BDNF
is often utilized as a cell culture supplement to promote neural
differentiation in regenerative medicine studies and clinical manufacturing
protocols.
The
neurotrophin family is comprised of at least four proteins including BDNF,
nerve growth factor (NGF), neurotrophin-3 (NT3), and NT4/5. Human BDNF is
initially expressed as a proprotein, which is then cleaved to yield a mature
protein. Mature BDNF is a non-covalently linked homodimer, with each monomer
containing antiparallel beta -strands and a characteristic cystine knot motif.

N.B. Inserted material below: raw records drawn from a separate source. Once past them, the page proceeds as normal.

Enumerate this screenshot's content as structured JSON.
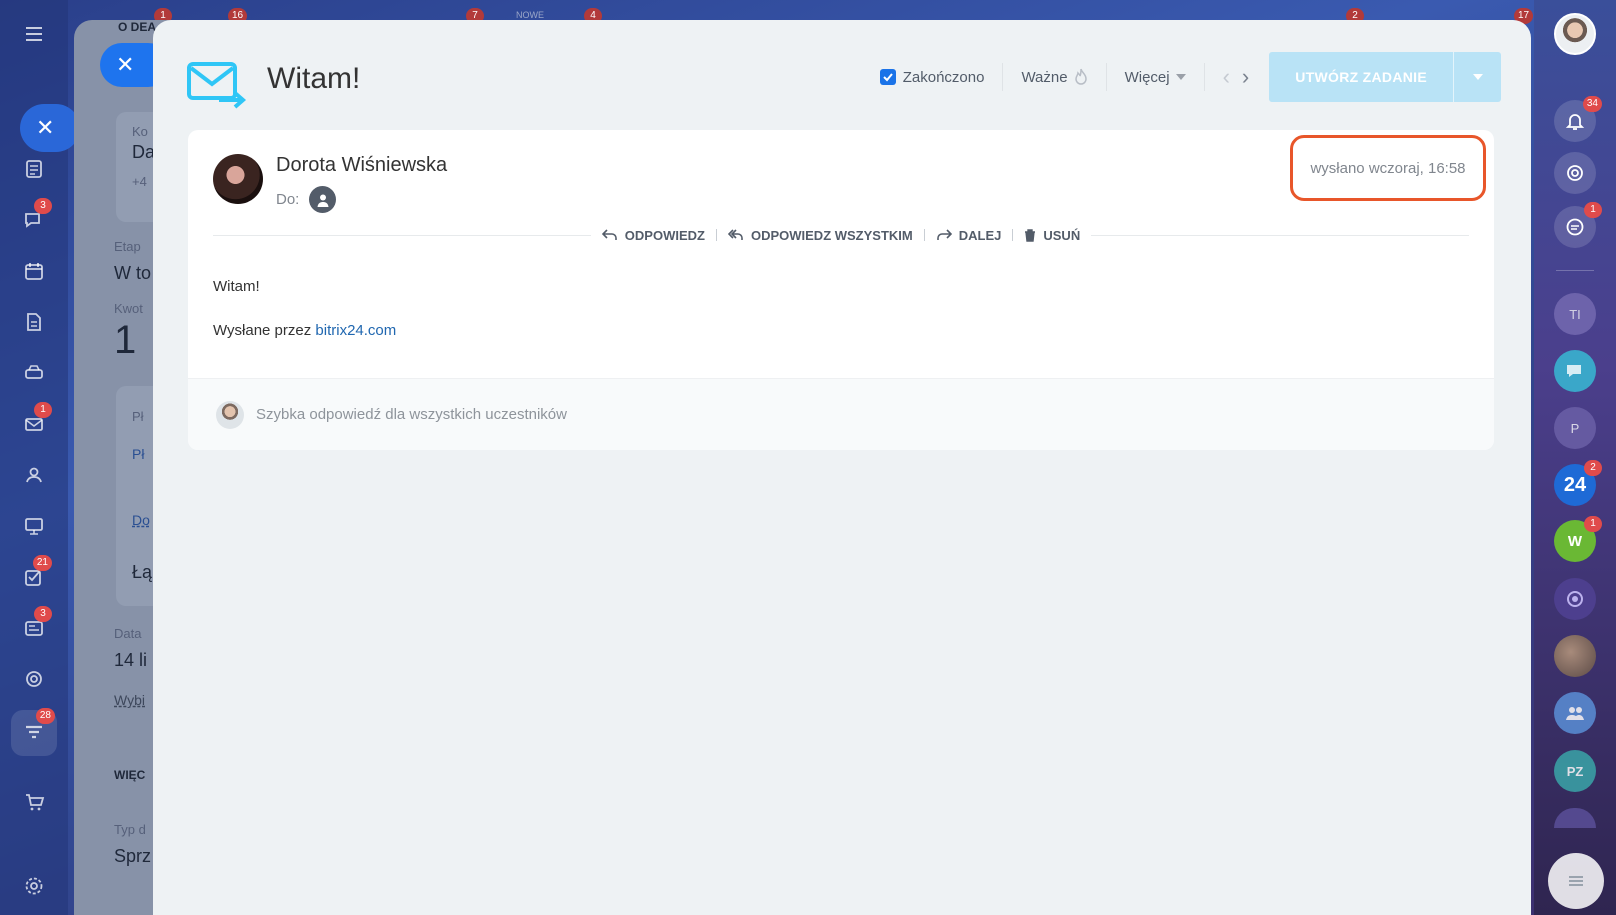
{
  "email": {
    "title": "Witam!",
    "done_label": "Zakończono",
    "important_label": "Ważne",
    "more_label": "Więcej",
    "create_task_label": "UTWÓRZ ZADANIE",
    "sender_name": "Dorota Wiśniewska",
    "to_label": "Do:",
    "sent_time": "wysłano wczoraj, 16:58",
    "actions": {
      "reply": "ODPOWIEDZ",
      "reply_all": "ODPOWIEDZ WSZYSTKIM",
      "forward": "DALEJ",
      "delete": "USUŃ"
    },
    "body_greeting": "Witam!",
    "body_sent_via": "Wysłane przez",
    "body_link": "bitrix24.com",
    "quick_reply_placeholder": "Szybka odpowiedź dla wszystkich uczestników"
  },
  "left_sidebar": {
    "badges": {
      "chat": "3",
      "mail": "1",
      "tasks": "21",
      "feed": "3",
      "crm": "28"
    }
  },
  "deal_panel": {
    "header": "O DEA",
    "field_ko": "Ko",
    "field_da": "Da",
    "field_phone": "+4",
    "stage_label": "Etap",
    "stage_value": "W to",
    "amount_label": "Kwot",
    "amount_value": "1",
    "pay_label": "Pł",
    "pay_link": "Pł",
    "do_link": "Do",
    "link_text": "Łą",
    "date_label": "Data",
    "date_value": "14 li",
    "choose_link": "Wybi",
    "more_header": "WIĘC",
    "type_label": "Typ d",
    "type_value": "Sprz"
  },
  "top_strip": {
    "badges": [
      "1",
      "16",
      "7",
      "4",
      "2",
      "17"
    ],
    "new_label": "NOWE"
  },
  "right_bar": {
    "notifications_badge": "34",
    "messages_badge": "1",
    "tl_initials": "TI",
    "p_initials": "P",
    "b24_label": "24",
    "b24_badge": "2",
    "w_label": "W",
    "w_badge": "1",
    "pz_initials": "PZ"
  },
  "colors": {
    "accent": "#1a73e8",
    "highlight_border": "#e8562a",
    "create_button": "#b9e3f6",
    "link": "#2067b0"
  }
}
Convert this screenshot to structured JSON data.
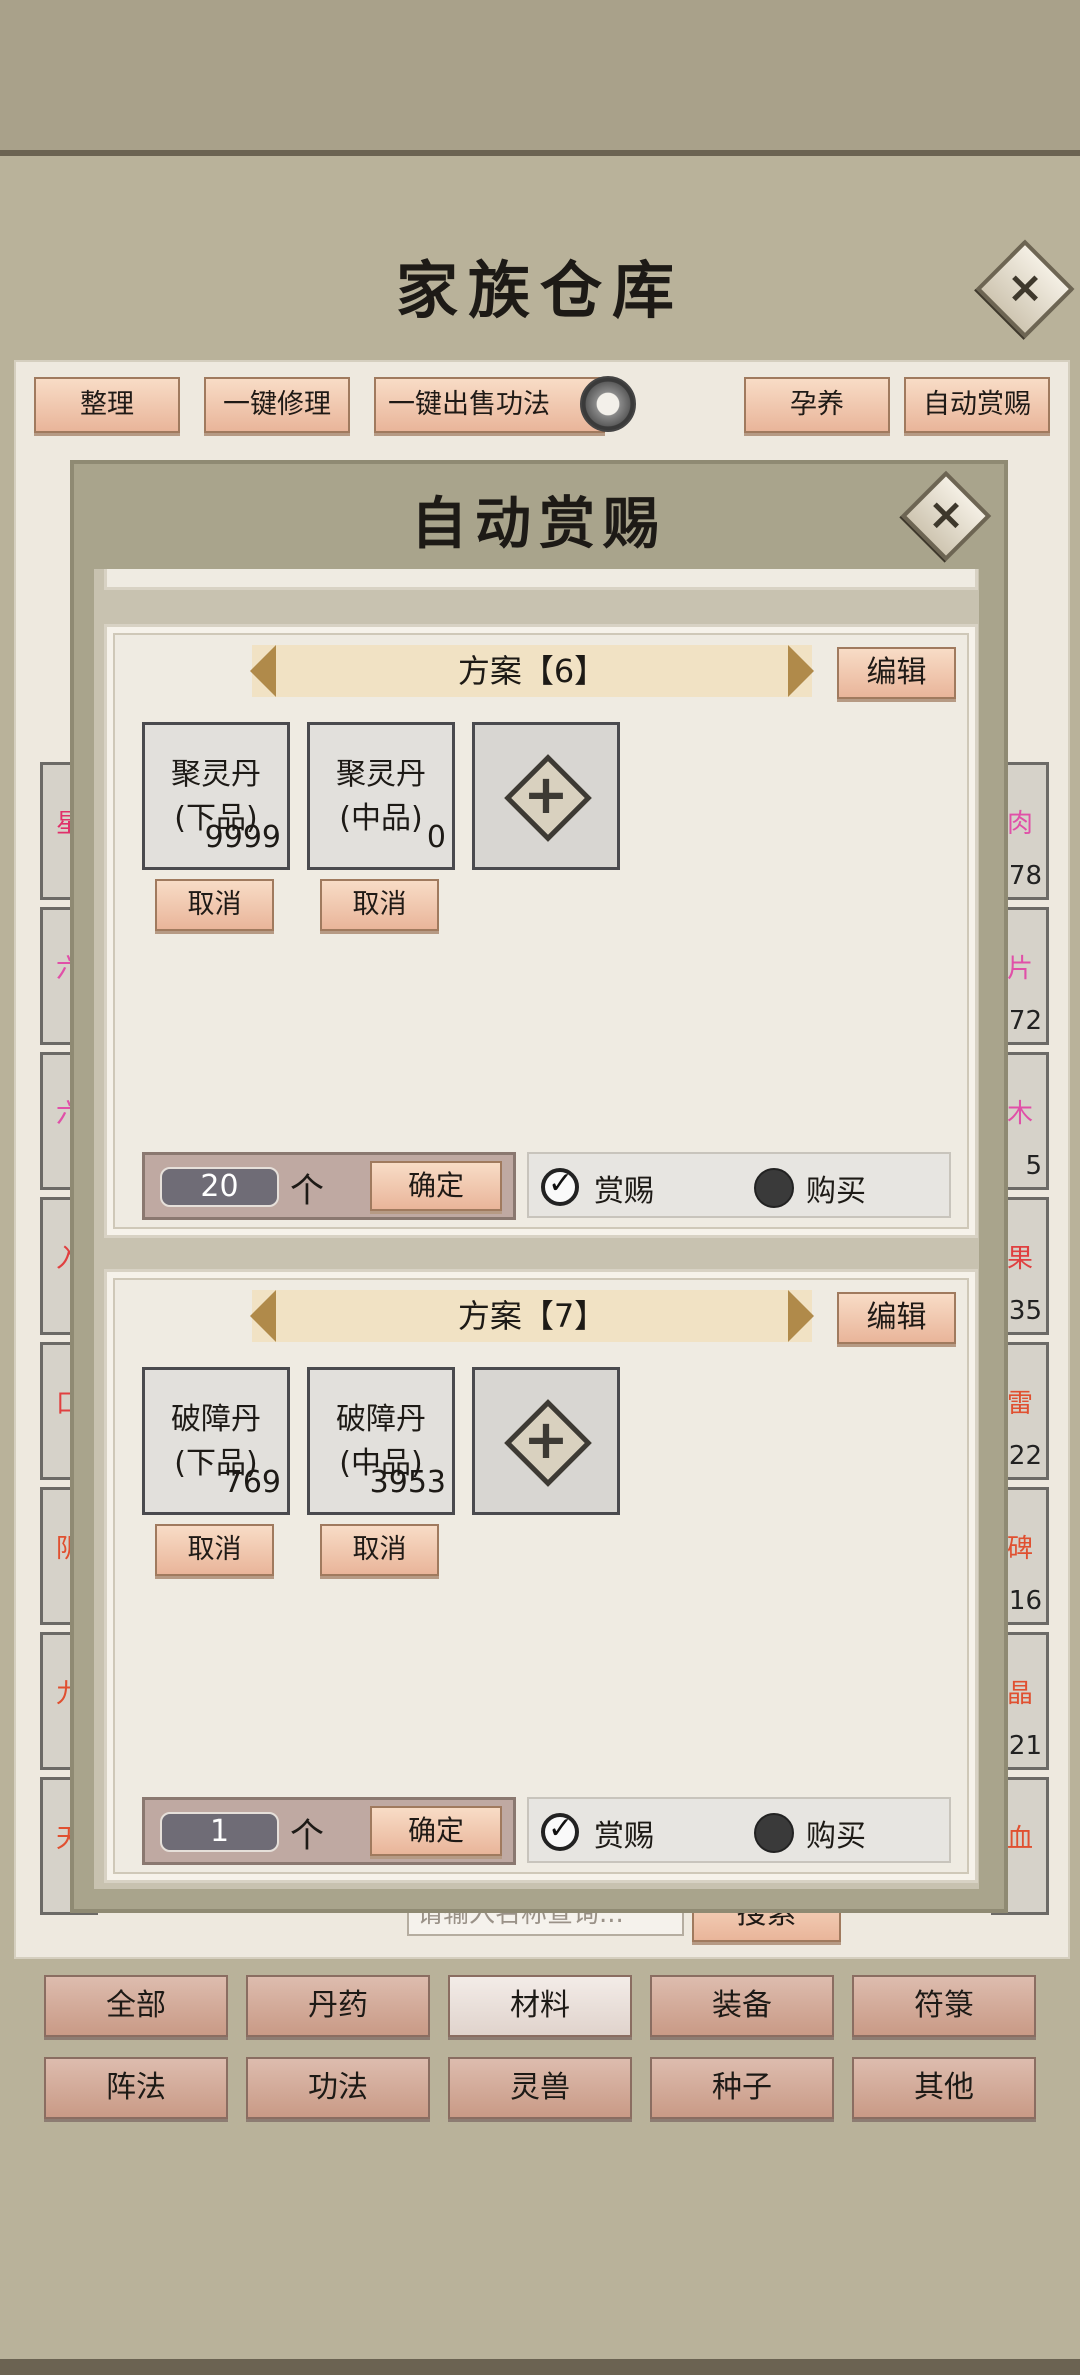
{
  "warehouse": {
    "title": "家族仓库",
    "close_glyph": "×",
    "toolbar": {
      "tidy": "整理",
      "repair_all": "一键修理",
      "sell_all": "一键出售功法",
      "nurture": "孕养",
      "auto_reward": "自动赏赐"
    },
    "left_items": [
      {
        "label": "星",
        "color": "#e0306a"
      },
      {
        "label": "六",
        "color": "#e050a8"
      },
      {
        "label": "六",
        "color": "#e050a8"
      },
      {
        "label": "入",
        "color": "#e04040"
      },
      {
        "label": "口",
        "color": "#e04040"
      },
      {
        "label": "阴",
        "color": "#e05030"
      },
      {
        "label": "九",
        "color": "#e05030"
      },
      {
        "label": "天",
        "color": "#e05030"
      }
    ],
    "right_items": [
      {
        "label": "肉",
        "count": "78",
        "color": "#e050a8"
      },
      {
        "label": "片",
        "count": "72",
        "color": "#e050a8"
      },
      {
        "label": "木",
        "count": "5",
        "color": "#e050a8"
      },
      {
        "label": "果",
        "count": "35",
        "color": "#e04040"
      },
      {
        "label": "雷",
        "count": "22",
        "color": "#e05030"
      },
      {
        "label": "碑",
        "count": "16",
        "color": "#e05030"
      },
      {
        "label": "晶",
        "count": "21",
        "color": "#e05030"
      },
      {
        "label": "血",
        "count": "",
        "color": "#e05030"
      }
    ],
    "search": {
      "placeholder": "请输入名称查询...",
      "button": "搜索"
    },
    "categories_row1": [
      "全部",
      "丹药",
      "材料",
      "装备",
      "符箓"
    ],
    "categories_row2": [
      "阵法",
      "功法",
      "灵兽",
      "种子",
      "其他"
    ],
    "active_category": "材料"
  },
  "modal": {
    "title": "自动赏赐",
    "close_glyph": "×",
    "plans": [
      {
        "name": "方案【6】",
        "edit": "编辑",
        "items": [
          {
            "name": "聚灵丹\n(下品)",
            "count": "9999",
            "cancel": "取消"
          },
          {
            "name": "聚灵丹\n(中品)",
            "count": "0",
            "cancel": "取消"
          }
        ],
        "add_glyph": "+",
        "quantity": "20",
        "unit": "个",
        "confirm": "确定",
        "mode_reward": "赏赐",
        "mode_buy": "购买",
        "selected_mode": "赏赐"
      },
      {
        "name": "方案【7】",
        "edit": "编辑",
        "items": [
          {
            "name": "破障丹\n(下品)",
            "count": "769",
            "cancel": "取消"
          },
          {
            "name": "破障丹\n(中品)",
            "count": "3953",
            "cancel": "取消"
          }
        ],
        "add_glyph": "+",
        "quantity": "1",
        "unit": "个",
        "confirm": "确定",
        "mode_reward": "赏赐",
        "mode_buy": "购买",
        "selected_mode": "赏赐"
      }
    ]
  }
}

Within the mature domain, human BDNF shares the identical amino acid sequence
with mature mouse and rat BDNF.
BDNF
is strongly expressed in various regions of the brain, including the
hippocampus and cerebellum, and weaker expression has been detected in the
thymus, liver, spleen, heart, and lung. BDNF participates in axonal growth and
pathfinding and in the modulation of dendritic growth and morphology and in
later stages of development regulates synaptic transmission and plasticity and
acts as a central modulator of pain. BDNF binds with high affinity and
specifically activates the TrkB tyrosine kinase receptor. BDNF signaling via
TrkB is essential for adult synaptic plasticity and the formation of memories.
The
BDNF signaling pathway utilizes both AKT and ERK pathways to exert its pleiotrophic
effects in the central nervous system. Decreased expression of BDNF is seen in
many neurological diseases such as Alzheimer's disease, Parkinson's disease,
Huntington's disease, and autism. Further, BDNF is proposed as a biomarker for
psychiatric disorders such as bipolar disease and depression and has been
implicated in posttraumatic stress disorder, phobia, and panic disorder. A
single amino acid substitution, Val66Met, has been shown to lead to reduced,
activity-dependent BDNF secretion and memory impairment.